É trascorsa una settimana dagli incresciosi fatti che hanno preceduto la prima della “Boheme”, il capolavoro di Puccini che ha segnato il ritorno della Grande Lirica all’interno degli Scavi di Pompei. I fatti in oggetto, come di certo saprete, riguardano ben quattrocento persone – tra giovani, studenti e anziani – ai quali è stata negata la possibilità di assistere allo spettacolo, causa richiesta eccessiva di accrediti da parte delle autorità.
Non intendiamo ritornare sulla questione, peraltro già ampiamente trattata nei giorni scorsi, quanto invece sulla mancata – e colpevole – reazione da parte del mondo politico, culturale e della stessa Soprintendenza. In questi giorni infatti le uniche cose che abbiamo visto, letto e ascoltato sono state di formale plauso all’iniziativa, di congratulazione per la direzione orchestrale, per gli interpreti, i musicisti e compagnia cantando. Nessuna parola, nessun commento, nessuna riflessione sui quattrocento poveri Cristi rimasti oltre i cancelli. Nessuna dichiarazione o, figuriamoci, una qualche forma di patrocinio per quelle persone alle quali era stato garantito un posto tra le gradinate del Teatro Grande.
Ad irritare, a indignare, non è solo la latitanza dei vertici istituzionali, cosa a cui peraltro siamo abituati, quanto il fatto che nessuno sappia niente: la Soprintendenza, prontamente attivatasi con un comunicato stampa il giorno seguente, dice di non aver avuto il controllo della cosa, – come se lo spettacolo avesse avuto luogo altrove! – la società responsabile dei biglietti che non si sente in dovere di dare alcuna spiegazione intorno all’accaduto e infine la politica stessa che si è impegnata a far sfumare l’ennesimo sopruso della “casta” in morbide dichiarazioni mondane. Ed è in questo disinteresse, in questa mollezza indecente che si annida l’aspetto più grave della faccenda “accrediti”: la convinzione da parte dell’ambiente politico-istituzionale, a tutti i suoi livelli, che episodi come quelli della settimana scorsa siano normali in un certo senso, quasi degli atti dovuti.
Tuttavia le “Istituzioni” ignorano due aspetti fondamentali: il primo è quello dello Stato di Diritto, l’uguaglianza davanti alla legge, la parità di diritti e di doveri.
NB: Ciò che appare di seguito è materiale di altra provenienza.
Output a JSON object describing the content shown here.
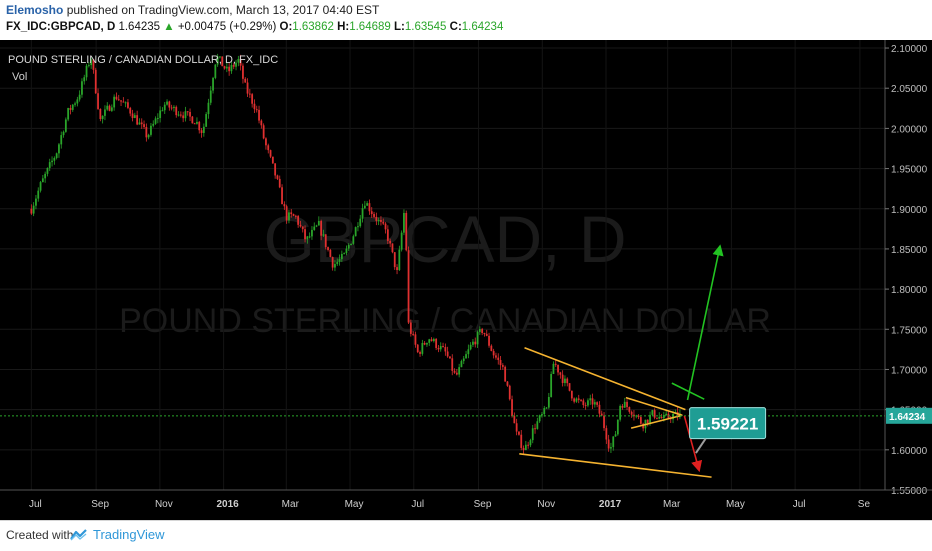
{
  "header": {
    "author": "Elemosho",
    "published_text": "published on TradingView.com, March 13, 2017 04:40 EST",
    "symbol": "FX_IDC:GBPCAD, D",
    "last": "1.64235",
    "change_arrow": "▲",
    "change": "+0.00475 (+0.29%)",
    "o_label": "O:",
    "o_value": "1.63862",
    "h_label": "H:",
    "h_value": "1.64689",
    "l_label": "L:",
    "l_value": "1.63545",
    "c_label": "C:",
    "c_value": "1.64234"
  },
  "watermark": {
    "big": "GBPCAD, D",
    "small": "POUND STERLING / CANADIAN DOLLAR"
  },
  "pane": {
    "title": "POUND STERLING / CANADIAN DOLLAR, D, FX_IDC",
    "indicator": "Vol"
  },
  "footer": {
    "created_with": "Created with",
    "brand": "TradingView"
  },
  "colors": {
    "up": "#2aa52a",
    "down": "#e03030",
    "background": "#000000",
    "trendline": "#f5b330",
    "arrow_up": "#22c322",
    "arrow_down": "#e02020",
    "price_tag": "#26a69a",
    "callout": "#1f9d94"
  },
  "chart_data": {
    "type": "candlestick",
    "symbol": "GBPCAD",
    "interval": "D",
    "ylim": [
      1.55,
      2.11
    ],
    "y_ticks": [
      "2.10000",
      "2.05000",
      "2.00000",
      "1.95000",
      "1.90000",
      "1.85000",
      "1.80000",
      "1.75000",
      "1.70000",
      "1.65000",
      "1.60000",
      "1.55000"
    ],
    "x_ticks": [
      "Jul",
      "Sep",
      "Nov",
      "2016",
      "Mar",
      "May",
      "Jul",
      "Sep",
      "Nov",
      "2017",
      "Mar",
      "May",
      "Jul",
      "Se"
    ],
    "last_price": "1.64234",
    "price_label": "1.59221",
    "price_path": [
      {
        "t": "2015-07-01",
        "p": 1.9
      },
      {
        "t": "2015-07-10",
        "p": 1.93
      },
      {
        "t": "2015-07-25",
        "p": 1.97
      },
      {
        "t": "2015-08-05",
        "p": 2.02
      },
      {
        "t": "2015-08-15",
        "p": 2.04
      },
      {
        "t": "2015-08-27",
        "p": 2.09
      },
      {
        "t": "2015-09-05",
        "p": 2.01
      },
      {
        "t": "2015-09-20",
        "p": 2.04
      },
      {
        "t": "2015-10-05",
        "p": 2.02
      },
      {
        "t": "2015-10-20",
        "p": 1.99
      },
      {
        "t": "2015-11-05",
        "p": 2.03
      },
      {
        "t": "2015-11-20",
        "p": 2.02
      },
      {
        "t": "2015-12-05",
        "p": 2.01
      },
      {
        "t": "2015-12-12",
        "p": 1.995
      },
      {
        "t": "2015-12-25",
        "p": 2.09
      },
      {
        "t": "2016-01-05",
        "p": 2.07
      },
      {
        "t": "2016-01-15",
        "p": 2.085
      },
      {
        "t": "2016-01-22",
        "p": 2.05
      },
      {
        "t": "2016-02-01",
        "p": 2.025
      },
      {
        "t": "2016-02-10",
        "p": 1.98
      },
      {
        "t": "2016-02-20",
        "p": 1.94
      },
      {
        "t": "2016-03-01",
        "p": 1.89
      },
      {
        "t": "2016-03-10",
        "p": 1.89
      },
      {
        "t": "2016-03-20",
        "p": 1.86
      },
      {
        "t": "2016-04-01",
        "p": 1.88
      },
      {
        "t": "2016-04-15",
        "p": 1.83
      },
      {
        "t": "2016-04-25",
        "p": 1.84
      },
      {
        "t": "2016-05-05",
        "p": 1.87
      },
      {
        "t": "2016-05-15",
        "p": 1.91
      },
      {
        "t": "2016-05-25",
        "p": 1.89
      },
      {
        "t": "2016-06-05",
        "p": 1.87
      },
      {
        "t": "2016-06-15",
        "p": 1.82
      },
      {
        "t": "2016-06-23",
        "p": 1.91
      },
      {
        "t": "2016-06-25",
        "p": 1.76
      },
      {
        "t": "2016-07-05",
        "p": 1.72
      },
      {
        "t": "2016-07-15",
        "p": 1.74
      },
      {
        "t": "2016-08-01",
        "p": 1.72
      },
      {
        "t": "2016-08-10",
        "p": 1.69
      },
      {
        "t": "2016-08-25",
        "p": 1.73
      },
      {
        "t": "2016-09-05",
        "p": 1.75
      },
      {
        "t": "2016-09-15",
        "p": 1.72
      },
      {
        "t": "2016-09-25",
        "p": 1.7
      },
      {
        "t": "2016-10-07",
        "p": 1.62
      },
      {
        "t": "2016-10-15",
        "p": 1.6
      },
      {
        "t": "2016-10-25",
        "p": 1.63
      },
      {
        "t": "2016-11-05",
        "p": 1.65
      },
      {
        "t": "2016-11-12",
        "p": 1.71
      },
      {
        "t": "2016-11-20",
        "p": 1.69
      },
      {
        "t": "2016-12-01",
        "p": 1.665
      },
      {
        "t": "2016-12-10",
        "p": 1.655
      },
      {
        "t": "2016-12-20",
        "p": 1.66
      },
      {
        "t": "2016-12-28",
        "p": 1.64
      },
      {
        "t": "2017-01-05",
        "p": 1.6
      },
      {
        "t": "2017-01-10",
        "p": 1.62
      },
      {
        "t": "2017-01-15",
        "p": 1.66
      },
      {
        "t": "2017-01-25",
        "p": 1.65
      },
      {
        "t": "2017-02-05",
        "p": 1.632
      },
      {
        "t": "2017-02-15",
        "p": 1.645
      },
      {
        "t": "2017-02-25",
        "p": 1.638
      },
      {
        "t": "2017-03-05",
        "p": 1.643
      },
      {
        "t": "2017-03-13",
        "p": 1.6423
      }
    ],
    "annotations": [
      {
        "kind": "trendline",
        "label": "upper",
        "from": {
          "t": "2016-10-15",
          "p": 1.727
        },
        "to": {
          "t": "2017-03-18",
          "p": 1.65
        }
      },
      {
        "kind": "trendline",
        "label": "lower",
        "from": {
          "t": "2016-10-10",
          "p": 1.595
        },
        "to": {
          "t": "2017-04-12",
          "p": 1.566
        }
      },
      {
        "kind": "trendline",
        "label": "inner-upper",
        "from": {
          "t": "2017-01-20",
          "p": 1.665
        },
        "to": {
          "t": "2017-03-15",
          "p": 1.643
        }
      },
      {
        "kind": "trendline",
        "label": "inner-lower",
        "from": {
          "t": "2017-01-25",
          "p": 1.627
        },
        "to": {
          "t": "2017-03-15",
          "p": 1.643
        }
      },
      {
        "kind": "horizontal",
        "label": "last-price",
        "p": 1.6423
      },
      {
        "kind": "arrow",
        "label": "bullish-target",
        "from": {
          "t": "2017-03-20",
          "p": 1.662
        },
        "to": {
          "t": "2017-04-20",
          "p": 1.853
        }
      },
      {
        "kind": "arrow",
        "label": "bearish-target",
        "from": {
          "t": "2017-03-17",
          "p": 1.642
        },
        "to": {
          "t": "2017-03-31",
          "p": 1.575
        }
      },
      {
        "kind": "segment",
        "label": "breakout-mark",
        "from": {
          "t": "2017-03-05",
          "p": 1.683
        },
        "to": {
          "t": "2017-04-05",
          "p": 1.663
        }
      }
    ]
  }
}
In funzione di ciò, se a un cittadino viene negato un diritto, si viola la prima base della condivisione sociale innescando una pericolosissima spirale di rabbia, che porta unicamente alla delegittimazione e al collasso del sistema democratico; il secondo riguarda proprio i quattrocento poveri Cristi, di cui nessuno si è occupato. Presi da soli, sono un manipolo insignificante. Ma se quei quattrocento si coalizzano, prendono consapevolezza dei propri mezzi, possono rappresentare una forza di cambiamento.
Quindi, è bene non tirare troppo la corda. Soprattutto perché, e la storia lo insegna, le rivoluzioni che hanno maggiormente lasciato il segno sono venute fuori senza alcun preavviso spazzando via privilegi, soprusi e regalie.